И они успокоились. Позднее всех засыпал Иван, когда над рекой уже светало. К Ивану успокоение после лекарства, наполняющего все тело, приходило, как сладкая волна, накрывающая его всего. Тело его облегчалось, а голову обдувала теплым ветром дрема. И он заснул, и последним, что он слышал наяву, было предрассветное щебетание птиц в лесу.

Ивану стала сниться Лысая Гора, над которой уже опускалось солнце…

Глава XVI

На Лысой Горе (Казнь) {214}

Солнце уже снижалось над Лысой Горой, и была эта гора оцеплена двойным оцеплением.

Та кавалерийская ала, что перерезала путь прокуратору, пришла раньше всех к подножию невысокой Горы и у подножия ее и осталась, рассыпавшись по взводам и спешившись вокруг всей Горы. Она оставила свободным только один подъем на Гору, тот, к которому вела дорога из Ершалаима.

Вслед за алой к холму пришла Севастийская когорта, поднялась выше на один ярус и опоясала венцом Гору. Наконец подошла выделенная из когорты первая центурия под командой Марка Крысобоя. Она шла растянуто, двумя цепями по краям дороги, и между ними шли палачи и трое осужденных, ехала повозка, нагруженная тремя дубовыми столбами с перекладинами, веревками и таблицами с надписями на трех языках — латинском, греческом и еврейском {215}. Замыкалась процессия опять-таки цепью солдат, за которыми двигалась толпа любопытных, не испугавшихся адской жары и желающих видеть казнь трех разбойников.

Севастийцы пропустили процессию на верхнюю площадку Горы, а затем, быстро маневрируя, рассеяли толпу на окружности, не пропуская выше никого за свою цепь. Но из-за цепи любопытные могли свободно видеть, как совершается казнь.

Прошло со времени подъема процессии на Гору три часа, и в обоих оцеплениях и офицеры, и солдаты томились от скуки, страдали от жары и проклинали трех разбойников, желая им скорой смерти.

Маленький командир алы, оставшейся у открытого подъема, со взмокшим лбом и во взмокшей на спине рубахе, то и дело подходил к кожаному ведру в первом взводе, черпал пригоршнями воду, пил и мочил тюрбан. Получив от этого некоторое облегчение, он отходил и начинал, как маятник, ходить взад и вперед, пыля дорогу, ведущую на вершину. Меч его стучал по кожаному шнурованному сапогу.
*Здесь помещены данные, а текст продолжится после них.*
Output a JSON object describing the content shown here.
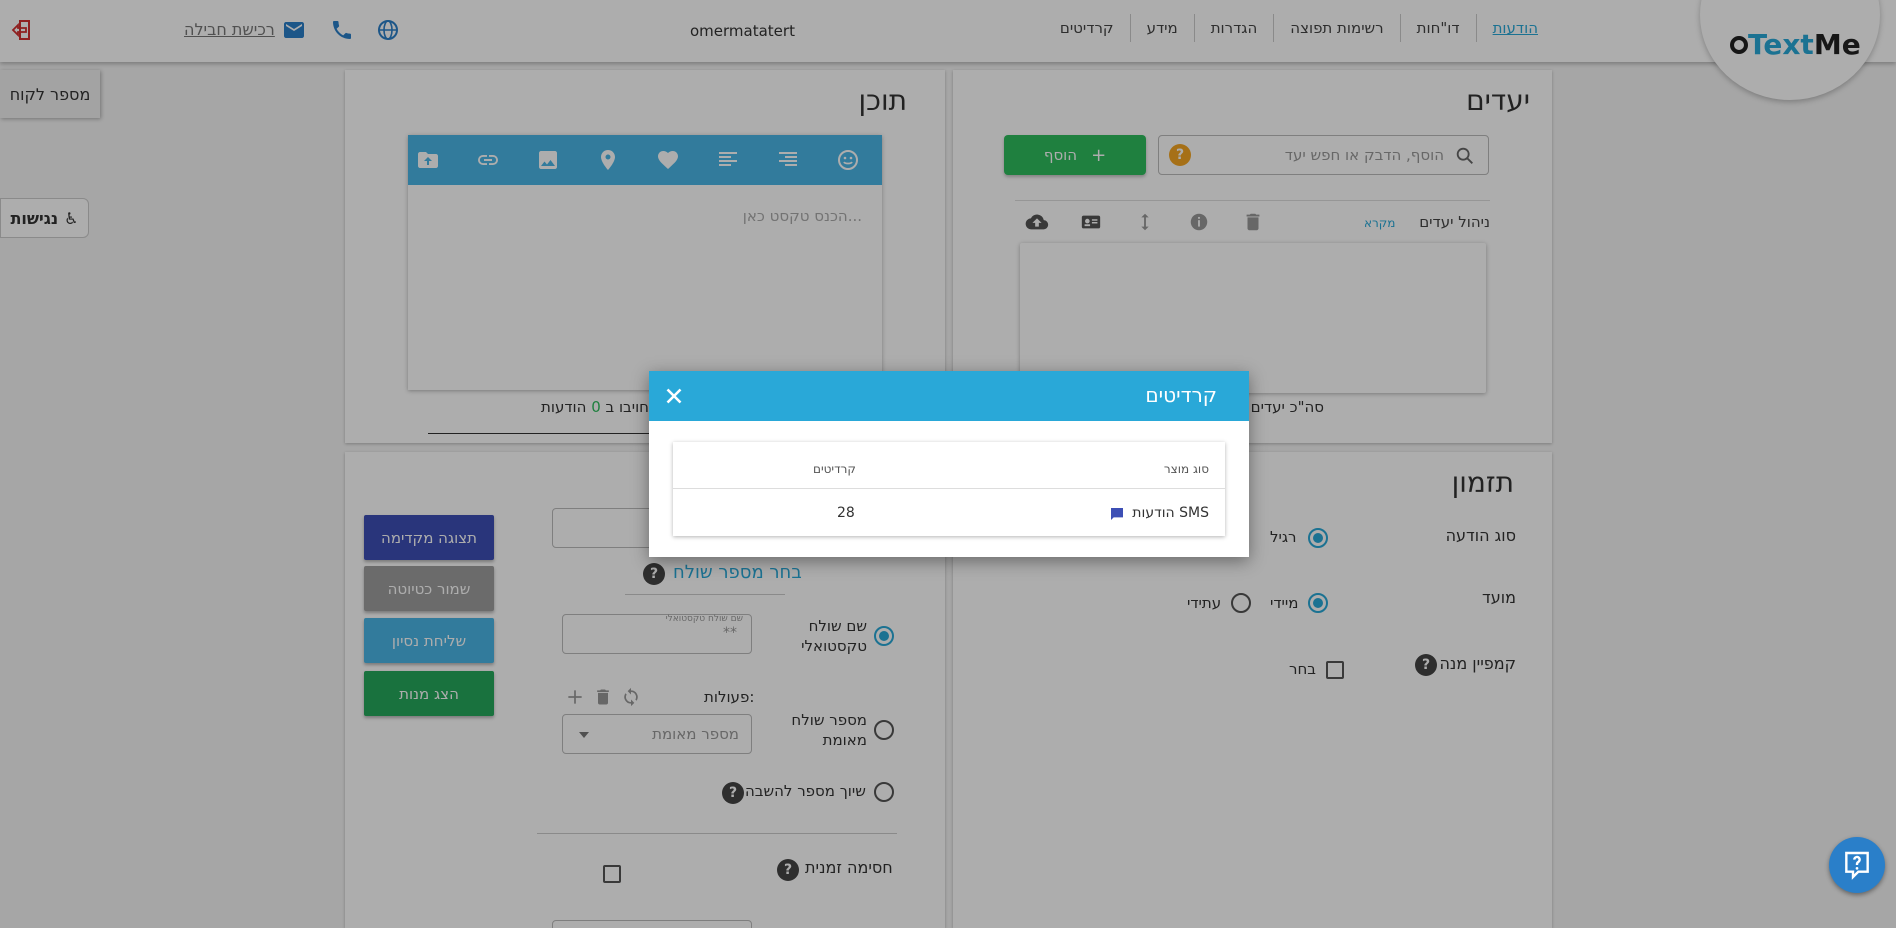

Он хотел показать кавалеристам пример выносливости, но, жалея солдат, разрешил им из пик, воткнутых в землю, устроить пирамиды и набросить на них белые плащи. Под этими шалашами скрывались от безжалостного солнца сирийцы. Ведра пустели быстро, и кавалеристы по очереди отправлялись за водой в балку за Горой, где в жидкой тени тощих тутовых дерев доживал по этой дьявольской жаре последние дни мутноватый ручей.

вернуться

16

Так в рукописи.

вернуться

17

Так в рукописи.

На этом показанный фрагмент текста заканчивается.